In AI, this cognitive limitation is clearly reflected in predictions on artificial general intelligence (AGI). For decades, experts have significantly varied their projections on when we will reach a general the year comparable to human intelligence. Interestingly, these predictions are adjusting quickly: what five years ago was estimated by the middle of the century, it could now occur before 2030. If the error rate continues, it could be 2026.
While we discuss these uncertainties, we already live an advance with advanced agents such as Manus and Operator, available to the limited public. These autonomous systems represent a qualitative change: they not only execute tasks and program, but rather reason, plan and operate with minimal human intervention, further accelerating the exponential curve in their business adoption. Looking forward, uncertainty will increase precisely due to our difficulty in internalizing the exponential.

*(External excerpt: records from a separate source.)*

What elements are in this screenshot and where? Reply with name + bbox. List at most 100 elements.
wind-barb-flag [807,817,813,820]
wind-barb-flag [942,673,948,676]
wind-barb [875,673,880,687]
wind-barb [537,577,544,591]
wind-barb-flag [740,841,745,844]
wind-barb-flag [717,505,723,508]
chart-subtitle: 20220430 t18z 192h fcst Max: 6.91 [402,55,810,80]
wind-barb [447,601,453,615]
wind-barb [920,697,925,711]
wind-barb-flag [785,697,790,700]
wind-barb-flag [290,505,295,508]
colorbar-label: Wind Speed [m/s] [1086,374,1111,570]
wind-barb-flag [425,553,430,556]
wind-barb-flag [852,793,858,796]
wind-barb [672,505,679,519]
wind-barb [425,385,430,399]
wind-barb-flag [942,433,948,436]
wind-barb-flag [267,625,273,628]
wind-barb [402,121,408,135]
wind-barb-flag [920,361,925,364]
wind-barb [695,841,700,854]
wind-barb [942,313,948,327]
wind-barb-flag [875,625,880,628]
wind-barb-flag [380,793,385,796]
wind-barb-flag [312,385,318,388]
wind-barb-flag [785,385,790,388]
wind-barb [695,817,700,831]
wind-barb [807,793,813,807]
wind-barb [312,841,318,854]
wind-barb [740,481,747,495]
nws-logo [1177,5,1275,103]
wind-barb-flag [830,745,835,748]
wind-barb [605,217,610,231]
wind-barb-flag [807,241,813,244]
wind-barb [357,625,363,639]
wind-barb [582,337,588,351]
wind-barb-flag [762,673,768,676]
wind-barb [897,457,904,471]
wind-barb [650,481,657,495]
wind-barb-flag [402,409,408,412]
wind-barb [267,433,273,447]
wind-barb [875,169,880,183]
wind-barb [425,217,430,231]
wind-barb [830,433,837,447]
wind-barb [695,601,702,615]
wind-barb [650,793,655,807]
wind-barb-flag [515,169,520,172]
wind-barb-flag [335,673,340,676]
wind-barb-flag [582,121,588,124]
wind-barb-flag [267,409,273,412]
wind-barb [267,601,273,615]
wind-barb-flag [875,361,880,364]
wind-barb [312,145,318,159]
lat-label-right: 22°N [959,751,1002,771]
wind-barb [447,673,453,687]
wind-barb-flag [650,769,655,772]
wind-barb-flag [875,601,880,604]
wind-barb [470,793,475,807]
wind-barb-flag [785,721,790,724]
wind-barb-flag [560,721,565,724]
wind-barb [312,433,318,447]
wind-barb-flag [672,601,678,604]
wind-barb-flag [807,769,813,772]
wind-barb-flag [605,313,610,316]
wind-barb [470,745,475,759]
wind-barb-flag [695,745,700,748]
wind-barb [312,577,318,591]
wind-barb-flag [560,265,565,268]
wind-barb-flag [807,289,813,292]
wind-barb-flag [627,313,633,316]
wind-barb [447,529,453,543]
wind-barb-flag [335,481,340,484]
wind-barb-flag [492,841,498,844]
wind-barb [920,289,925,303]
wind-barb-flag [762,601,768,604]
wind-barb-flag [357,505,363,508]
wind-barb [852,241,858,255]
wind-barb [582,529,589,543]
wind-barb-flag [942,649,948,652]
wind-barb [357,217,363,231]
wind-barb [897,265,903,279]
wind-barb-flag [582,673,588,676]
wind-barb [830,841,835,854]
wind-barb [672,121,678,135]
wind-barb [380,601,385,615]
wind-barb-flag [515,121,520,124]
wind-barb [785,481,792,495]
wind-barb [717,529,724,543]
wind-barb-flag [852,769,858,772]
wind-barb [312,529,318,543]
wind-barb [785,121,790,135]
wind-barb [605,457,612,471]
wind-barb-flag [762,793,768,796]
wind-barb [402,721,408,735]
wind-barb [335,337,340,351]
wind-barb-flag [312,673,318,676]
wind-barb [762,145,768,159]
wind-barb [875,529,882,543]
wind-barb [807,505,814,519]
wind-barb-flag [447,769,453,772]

In the coming months, we can expect even more powerful models, really multimodal and knowledgeable in its surroundingswith more sophisticated practical applications, from advanced virtual agents to robots capable of interacting naturally in human environments. This poses an urgent reflection: are we prepared, as individuals, companies and societies, to understand and manage an immediate future characterized by such radical changes? Recognizing and overcoming our cognitive limitation against exponential curves could be a crucial ability to navigate the most important technological challenge of the 21st century where the business fabric will cease to be focused on people to become an AI.